Delays in Medicare decisions for non-insulin type 2 patients or slower-than-expected payer adoption could limit new patient additions and slow revenue growth. Given the company’s reliance on expanding reimbursement to drive adoption, regulatory or policy delays remain a key uncertainty for long-term demand.

Estimate Trend

DexCom has witnessed a positive estimate revision trend for 2026. In the past 30 days, the Zacks Consensus Estimate for 2026 earnings per share has moved up 2 cents to $2.49.

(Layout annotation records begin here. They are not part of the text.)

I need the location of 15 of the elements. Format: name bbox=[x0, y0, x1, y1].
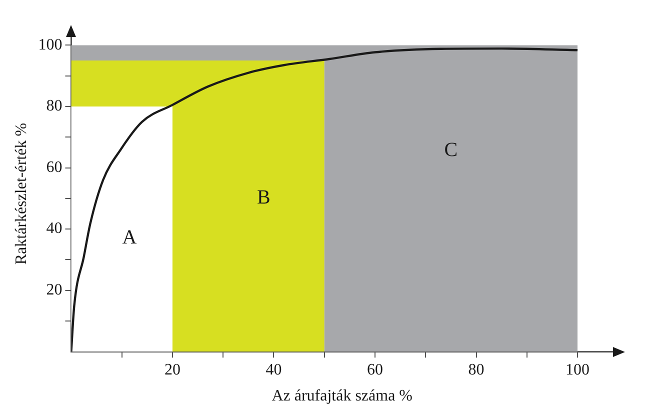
annotation: A bbox=[122, 226, 138, 248]
x-tick-label: 80 bbox=[468, 361, 484, 378]
x-tick-label: 100 bbox=[566, 361, 590, 378]
annotation: B bbox=[256, 186, 270, 209]
y-tick-label: 20 bbox=[46, 282, 62, 299]
x-tick-label: 40 bbox=[266, 361, 282, 378]
y-tick-label: 100 bbox=[38, 36, 62, 54]
y-tick-label: 80 bbox=[46, 98, 62, 115]
x-tick-label: 20 bbox=[164, 361, 180, 378]
y-tick-label: 60 bbox=[46, 158, 62, 176]
annotation: C bbox=[444, 139, 458, 162]
x-axis-title: Az árufajták száma % bbox=[272, 388, 413, 405]
y-axis-title: Raktárkészlet-érték % bbox=[12, 122, 30, 265]
x-tick-label: 60 bbox=[367, 361, 384, 378]
y-tick-label: 40 bbox=[46, 220, 62, 238]
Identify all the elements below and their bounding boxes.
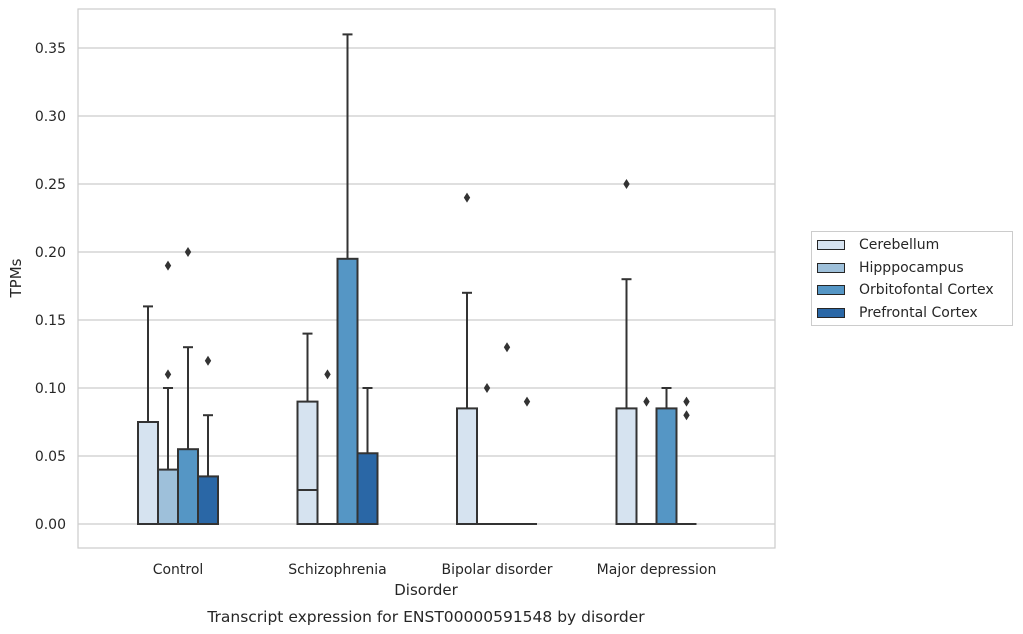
box-rect xyxy=(655,407,678,525)
y-tick-labels: 0.00 0.05 0.10 0.15 0.20 0.25 0.30 0.35 xyxy=(35,41,66,533)
outlier-point xyxy=(204,355,212,366)
box-rect xyxy=(336,257,359,525)
x-tick-label: Schizophrenia xyxy=(288,562,386,578)
box-rect xyxy=(296,400,319,526)
outlier-point xyxy=(623,179,630,189)
x-tick-label: Major depression xyxy=(597,562,717,578)
legend-swatch xyxy=(817,240,845,250)
legend-label: Orbitofontal Cortex xyxy=(859,282,994,298)
chart-caption: Transcript expression for ENST0000059154… xyxy=(206,608,645,626)
y-tick-label: 0.05 xyxy=(35,449,66,465)
outlier-point xyxy=(503,342,511,353)
outlier-point xyxy=(523,396,531,407)
y-tick-label: 0.30 xyxy=(35,109,66,125)
box-2-2 xyxy=(497,342,517,525)
legend-label: Cerebellum xyxy=(859,237,940,253)
box-2-3 xyxy=(655,387,678,525)
legend-item: Orbitofontal Cortex xyxy=(817,280,994,300)
box-rect xyxy=(456,407,478,525)
outlier-point xyxy=(324,369,331,380)
box-3-0 xyxy=(197,355,219,525)
box-rect xyxy=(356,452,379,525)
box-rect xyxy=(177,448,199,526)
legend: Cerebellum Hipppocampus Orbitofontal Corte… xyxy=(811,231,1013,326)
outlier-point xyxy=(164,260,172,271)
outlier-point xyxy=(683,396,690,407)
legend-swatch xyxy=(817,262,845,273)
y-tick-label: 0.00 xyxy=(35,517,66,533)
box-1-0 xyxy=(157,260,179,526)
legend-swatch xyxy=(817,307,845,318)
legend-item: Cerebellum xyxy=(817,235,939,255)
box-2-1 xyxy=(336,33,359,525)
box-0-1 xyxy=(296,332,319,526)
outlier-point xyxy=(463,192,471,203)
outlier-point xyxy=(483,383,491,393)
outlier-point xyxy=(683,410,690,421)
y-tick-label: 0.15 xyxy=(35,313,66,329)
box-0-3 xyxy=(615,179,638,525)
legend-item: Hipppocampus xyxy=(817,258,964,278)
legend-label: Prefrontal Cortex xyxy=(859,304,978,321)
box-rect xyxy=(197,475,219,525)
outlier-point xyxy=(184,247,192,257)
box-3-3 xyxy=(676,396,697,525)
box-1-2 xyxy=(477,383,497,525)
x-axis-label: Disorder xyxy=(394,581,458,599)
box-0-0 xyxy=(137,305,159,525)
box-0-2 xyxy=(456,192,478,525)
y-tick-label: 0.10 xyxy=(35,381,66,397)
legend-item: Prefrontal Cortex xyxy=(817,303,978,323)
y-axis-label: TPMs xyxy=(7,258,25,298)
box-rect xyxy=(137,421,159,525)
box-rect xyxy=(157,468,179,526)
y-tick-label: 0.20 xyxy=(35,245,66,261)
outlier-point xyxy=(164,369,172,380)
box-3-1 xyxy=(356,387,379,525)
plot-area-frame xyxy=(77,8,776,549)
boxes xyxy=(137,33,697,526)
box-3-2 xyxy=(517,396,537,525)
box-rect xyxy=(615,407,638,525)
legend-swatch xyxy=(817,285,845,295)
y-tick-label: 0.35 xyxy=(35,41,66,57)
box-1-3 xyxy=(636,396,657,525)
y-tick-label: 0.25 xyxy=(35,177,66,193)
outlier-point xyxy=(643,396,650,407)
x-tick-label: Bipolar disorder xyxy=(441,562,552,578)
box-2-0 xyxy=(177,247,199,526)
x-tick-label: Control xyxy=(153,562,204,578)
box-1-1 xyxy=(317,369,338,525)
legend-label: Hipppocampus xyxy=(859,259,964,276)
x-tick-labels: Control Schizophrenia Bipolar disorder Majo… xyxy=(153,562,717,578)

The consensus mark for the company’s first-quarter revenues is pegged at $1.18 billion, indicating a 13.6% improvement from the year-ago quarter’s reported number. The consensus estimate for first-quarter earnings is pinned at 47 cents per share, implying an improvement of 46.9% year over year.  

Stocks to Consider

Some better-ranked stocks in the broader medical space are Intuitive Surgical (ISRG - Free Report) , Align Technology (ALGN - Free Report) and Cardinal Health (CAH - Free Report) .

Intuitive Surgical, sporting a Zacks Rank #1 (Strong Buy), has an estimated long-term growth rate of 15.7%. ISRG’s earnings surpassed estimates in each of the trailing four quarters, with the average surprise being 13.24%. You can see the complete list of today’s Zacks #1 Rank stocks here.

Intuitive Surgical’s shares have gained 8.9% against the industry’s 7.3% decline over the past six months.

Align Technology, carrying a Zacks Rank #2 (Buy), has an estimated long-term growth rate of 10.1%. ALGN’s earnings surpassed estimates in each of the trailing four quarters, with the average surprise being 6.16%.

ALGN’s shares have climbed 26.9% compared with the industry’s 16.7% growth over the past six months.

Cardinal Health, carrying a Zacks Rank of 2, has an estimated long-term growth rate of 15%. CAH’s earnings surpassed estimates in each of the trailing four quarters, with the average surprise being 9.3%.

CAH’s shares have rallied 46% compared with the industry’s 16.7% growth over the past six months.